I can still see in my head how to compose a line in the CompEdit, perhaps it was like a pseudo comp language in that you could specify line length, drop-cap, leading, tracking, kerning, etc all via commands. I guess the equivalent of WordPerfect's codes but with maximum strength.

https://en.wikipedia.org/wiki/AM_Jacquard_Systems https://www.computerhistory.org/collections/catalog/10273361... https://www.facebook.com/Varityper/ http://pdf.textfiles.com/jscott/1980-varityper-brochure.pdf


Isn't something like a mimeograph or letter press closer to a xerox? This is like the predecessor to mail merge or label printers.


Mimeograph aka spirit duplicator used a stencil that you could write on or type on and then use alcohol to then dissolve the raised part of the stencil and transfer it onto the paper. It worked well for simple stuff but kinda poorly for halftones and could prob only provide 300 copies before you'd need a new stencil.

Xerographic from Greek "dry writing" differs in that you use a fine powder (toner) that can be electrostatically charged and then drawn to paper using a light-sensitive drum.

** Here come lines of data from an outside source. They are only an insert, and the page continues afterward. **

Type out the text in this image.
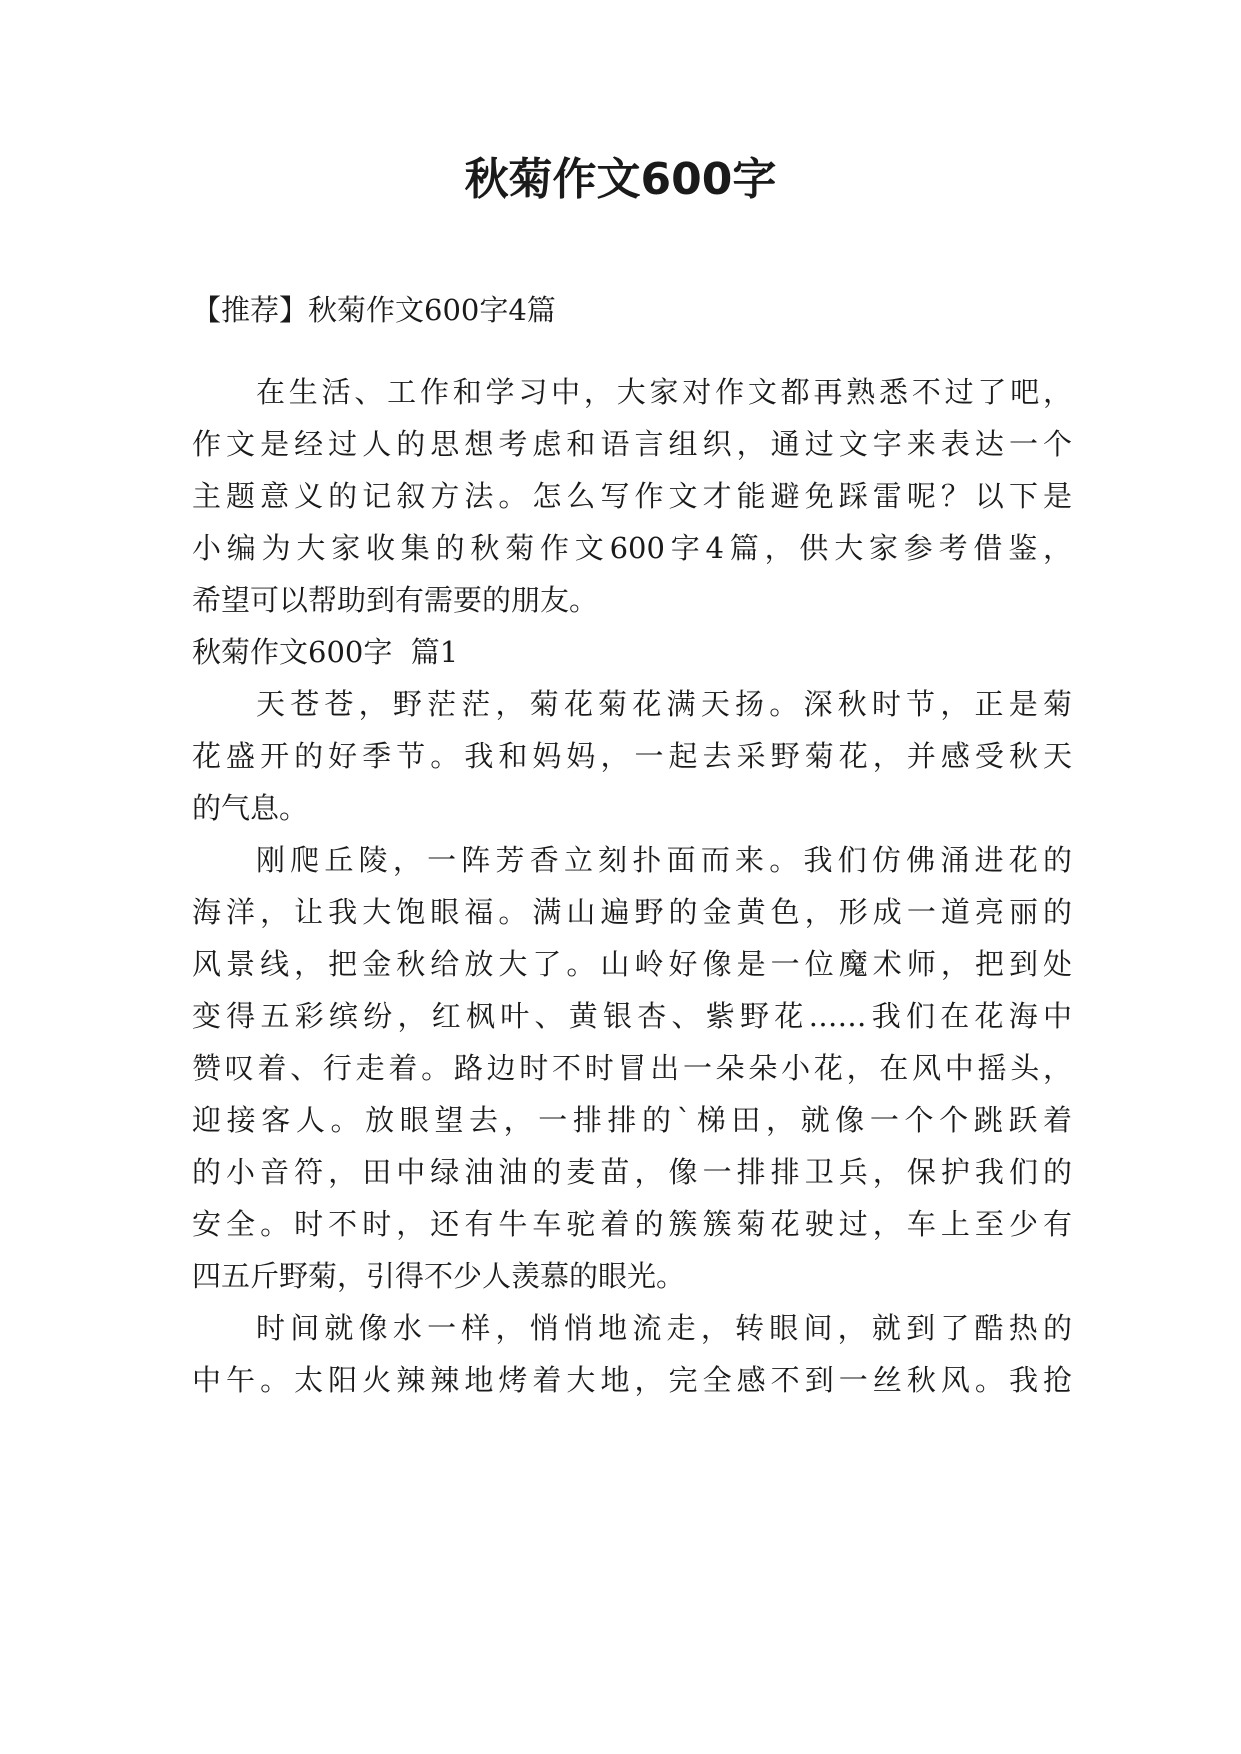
秋菊作文600字

【推荐】秋菊作文600字4篇

在生活、工作和学习中，大家对作文都再熟悉不过了吧，

作文是经过人的思想考虑和语言组织，通过文字来表达一个

主题意义的记叙方法。怎么写作文才能避免踩雷呢？以下是

小编为大家收集的秋菊作文600字4篇，供大家参考借鉴，

希望可以帮助到有需要的朋友。

秋菊作文600字  篇1

天苍苍，野茫茫，菊花菊花满天扬。深秋时节，正是菊

花盛开的好季节。我和妈妈，一起去采野菊花，并感受秋天

的气息。

刚爬丘陵，一阵芳香立刻扑面而来。我们仿佛涌进花的

海洋，让我大饱眼福。满山遍野的金黄色，形成一道亮丽的

风景线，把金秋给放大了。山岭好像是一位魔术师，把到处

变得五彩缤纷，红枫叶、黄银杏、紫野花……我们在花海中

赞叹着、行走着。路边时不时冒出一朵朵小花，在风中摇头，

迎接客人。放眼望去，一排排的`梯田，就像一个个跳跃着

的小音符，田中绿油油的麦苗，像一排排卫兵，保护我们的

安全。时不时，还有牛车驼着的簇簇菊花驶过，车上至少有

四五斤野菊，引得不少人羡慕的眼光。

时间就像水一样，悄悄地流走，转眼间，就到了酷热的

中午。太阳火辣辣地烤着大地，完全感不到一丝秋风。我抢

The genius of the AM machine is that it could be used to print on practically any medium including metal, dogtags were printed in this way. Also, data could be saved in either punchcard format or later electronically. The last big use was for imprinting credit cards.


I've worked at a few different hospitals that still use addressograph imprinters with plastic cards to label reqs, stickers, and chart sheets. I imagine it's a niche skill to maintain these machines.